The baseline of employees in an office during a working day was not 100% before March 2020. Office occupancy was typically about 60%, with staff on holiday, training, meeting outside the office and travelling, according to Neil. But he adds: “That figure is expected to go down to 40%.”
Google, having recently agreed to buy its Central St Giles office in Holborn, London, for $1 billion (£760 million), is expecting 40% of staff to be in the office at any given time, according to Neil.
The global demand for hybrid working will continue to push for improvements in technology. It also means that people will spend more time in their local communities. This presents plenty of real estate opportunities to create footfall in high streets, from co-working spaces to Wi-Fi hubs.
Neil predicts that specialist hybrid events spaces will start to appear in retail settings. It is expensive to own state-of-the-art hybrid meeting technology, so companies could start hiring hybrid events studios across the country. “If you really want to impress clients you can rent a room for a fantastic experience,” Neil explains. “I’m seeing companies thinking about all of those kinds of opportunities,” he adds.

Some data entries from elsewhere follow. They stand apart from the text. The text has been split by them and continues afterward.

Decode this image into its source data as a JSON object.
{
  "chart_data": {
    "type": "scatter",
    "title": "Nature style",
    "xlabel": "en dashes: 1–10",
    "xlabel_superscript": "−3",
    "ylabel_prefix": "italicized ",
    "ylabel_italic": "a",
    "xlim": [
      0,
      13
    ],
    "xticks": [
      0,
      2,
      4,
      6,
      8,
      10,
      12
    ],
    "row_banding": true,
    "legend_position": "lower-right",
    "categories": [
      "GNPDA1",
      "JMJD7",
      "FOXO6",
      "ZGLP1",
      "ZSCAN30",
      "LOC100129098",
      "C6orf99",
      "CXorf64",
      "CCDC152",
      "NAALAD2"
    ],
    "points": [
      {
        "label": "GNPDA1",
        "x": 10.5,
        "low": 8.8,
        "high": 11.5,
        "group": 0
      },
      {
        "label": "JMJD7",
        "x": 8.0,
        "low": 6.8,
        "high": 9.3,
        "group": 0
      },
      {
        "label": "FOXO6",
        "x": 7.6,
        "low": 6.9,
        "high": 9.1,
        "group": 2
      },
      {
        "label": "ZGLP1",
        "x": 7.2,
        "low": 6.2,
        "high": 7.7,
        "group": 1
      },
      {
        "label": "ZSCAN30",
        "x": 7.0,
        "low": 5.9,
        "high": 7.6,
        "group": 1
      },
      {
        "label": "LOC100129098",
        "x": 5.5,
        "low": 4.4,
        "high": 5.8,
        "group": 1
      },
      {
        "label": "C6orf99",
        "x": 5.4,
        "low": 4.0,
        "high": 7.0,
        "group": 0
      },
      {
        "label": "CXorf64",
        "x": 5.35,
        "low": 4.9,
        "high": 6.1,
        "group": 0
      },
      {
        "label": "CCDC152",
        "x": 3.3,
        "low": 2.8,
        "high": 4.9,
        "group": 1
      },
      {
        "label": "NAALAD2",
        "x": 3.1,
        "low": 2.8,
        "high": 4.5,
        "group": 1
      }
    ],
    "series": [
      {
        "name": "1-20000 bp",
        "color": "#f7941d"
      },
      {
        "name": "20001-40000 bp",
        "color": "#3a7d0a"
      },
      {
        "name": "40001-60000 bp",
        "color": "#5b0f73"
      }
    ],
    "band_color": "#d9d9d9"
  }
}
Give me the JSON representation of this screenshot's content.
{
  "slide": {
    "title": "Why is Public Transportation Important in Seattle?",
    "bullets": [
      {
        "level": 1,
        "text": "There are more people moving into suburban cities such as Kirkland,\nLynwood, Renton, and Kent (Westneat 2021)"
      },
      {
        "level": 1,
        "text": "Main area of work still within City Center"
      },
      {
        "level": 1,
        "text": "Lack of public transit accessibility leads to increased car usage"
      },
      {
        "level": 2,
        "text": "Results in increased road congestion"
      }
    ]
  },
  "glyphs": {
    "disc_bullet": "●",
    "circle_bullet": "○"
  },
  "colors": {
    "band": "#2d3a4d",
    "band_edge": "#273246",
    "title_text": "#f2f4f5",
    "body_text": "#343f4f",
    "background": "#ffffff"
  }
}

He argues that learning education hubs will also appear on high streets, as many students now want to spend time studying remotely rather than always being on campus. This allows universities to tap into a much wider demographic too.
Hybrid working goes far beyond allowing employees and students to be based in their living rooms. Many are seeing it as an opportunity to live, learn and work abroad. This is creating the rise of the “workcation”, says Neil. While businesses used to spend a lot of money sending an employee to Singapore, for example, to create development opportunities for staff and global cohesion across the business, people are now doing it themselves. “Now people are jumping on trains and popping into the Paris office to work and it doesn’t cost companies anything,” says Neil. “Many employees love it. They rent out their flat on Airbnb in London which pays for their flight and accommodation. And, they learn about other areas of the business,” he adds.
He encourages employers to consider why people want to move forward in this new world, changing the way they work and live. This new world enables individuals to have a lifestyle they previously did not think possible. It will be the employers that recognise this that win top talent.
The way offices are used is changing, so tenants are increasingly looking to adapt and change buildings relative to the occupancy. Many buildings are not designed to cater for this. For example, there is often less occupancy on a Friday. “It is unsustainable to have a building that’s 20% occupied on a Friday, because you still need to power it as if it is 100% occupied,” points out Neil.
Demand for environmentally and socially responsible buildings is a huge trend sweeping the real estate industry as it takes account of environmental, social and corporate governance (ESG) issues, notes Makoto. “Employees want to work in environmentally-friendly spaces and will choose employers who have good sustainability credentials,” he adds.
“Traditionally, it’s not necessarily the existence of offices that is an issue, but the way they have been designed and used has been such a waste of space,” says Makoto. As this trend gathers pace, solutions are being sought to respond to these issues, for example being able to only have heating and air conditioning in areas that are being occupied.